Pendant l’été, le bleu-blanc-rouge a même fait une campagne de publicité à la télé, à la radio et dans certains médias écrits afin de vendre des forfaits de plusieurs matchs, dit M. Doucet, une autre démonstration des difficultés du Canadien.

« Ce n’est pas normal, mais je ne suis pas surpris considérant que l’équipe a été pourrie l’an dernier », ajoute-t-il.

L’ancien animateur du 91,9 affirme qu’il y a quelques années, les billets [originaux et en revente] se vendaient « comme des petits pains chauds ». Même les partisans les plus motivés pouvaient éprouver de la difficulté à mettre la main sur des laissez-passer puisque le Canadien jouait à guichets fermés, dit-il.

« L’année passée, il y a un lien d’amour, un lien de confiance qui s’est brisé entre les partisans et l’organisation. L’équipe a terminé au 32rang », dit M. Doucet.

Le journaliste croit que le Canadien aura la lourde tâche de ramener les partisans vers le Centre Bell alors que l’équipe entame [ou poursuit] une phase de reconstruction. Celle-ci misera sans doute sur la jeunesse et les visages du nouveau capitaine Nick Suzuki, du premier choix au repêchage Juraj Slafkovsky et de Cole Caufield.
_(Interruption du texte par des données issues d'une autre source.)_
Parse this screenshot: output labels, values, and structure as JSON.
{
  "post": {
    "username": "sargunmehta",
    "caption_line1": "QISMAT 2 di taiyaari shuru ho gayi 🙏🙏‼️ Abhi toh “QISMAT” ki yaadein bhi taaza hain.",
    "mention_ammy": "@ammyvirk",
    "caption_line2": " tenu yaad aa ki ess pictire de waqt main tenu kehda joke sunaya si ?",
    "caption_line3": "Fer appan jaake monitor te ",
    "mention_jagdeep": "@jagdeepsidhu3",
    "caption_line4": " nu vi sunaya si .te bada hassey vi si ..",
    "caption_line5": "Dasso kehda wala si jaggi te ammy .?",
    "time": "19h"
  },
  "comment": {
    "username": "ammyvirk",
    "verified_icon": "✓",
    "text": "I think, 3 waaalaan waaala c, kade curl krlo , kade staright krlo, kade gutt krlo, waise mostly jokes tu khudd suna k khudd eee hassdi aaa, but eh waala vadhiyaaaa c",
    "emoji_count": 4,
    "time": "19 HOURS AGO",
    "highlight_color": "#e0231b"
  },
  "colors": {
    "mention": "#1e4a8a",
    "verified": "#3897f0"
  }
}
« Mais ce ne sont pas tous les partisans du Canadien qui vont être prêts à dépenser 100 $, 200 $, 300 $ pour encourager des jeunes alors que l’équipe risque encore de terminer dans les bas-fonds du classement », nuance-t-il.

André Richelieu, professeur à l’École des sciences de la gestion de l’Université du Québec à Montréal, explique que ce que l’on vend dans le sport, c’est de l’espoir.

« À moins d’être un super admirateur du Canadien de Montréal, pourquoi s’impliquer émotionnellement et financièrement alors que l’équipe part battue d’avance ? La saison 2022-2023 s’annonce très longue », croit le spécialiste en gestion de marque et de l’industrie du sport.

« Depuis la participation de la franchise à la finale de la Coupe Stanley, à l’été 2021, l’image de marque du Canadien s’est dépréciée et la valeur perçue qu’en ont les supporters s’est effritée. Il devient très difficile d’exiger un prix premium pour un spectacle qui n’est plus, ou pas encore, du calibre de la LNH », ajoute-t-il.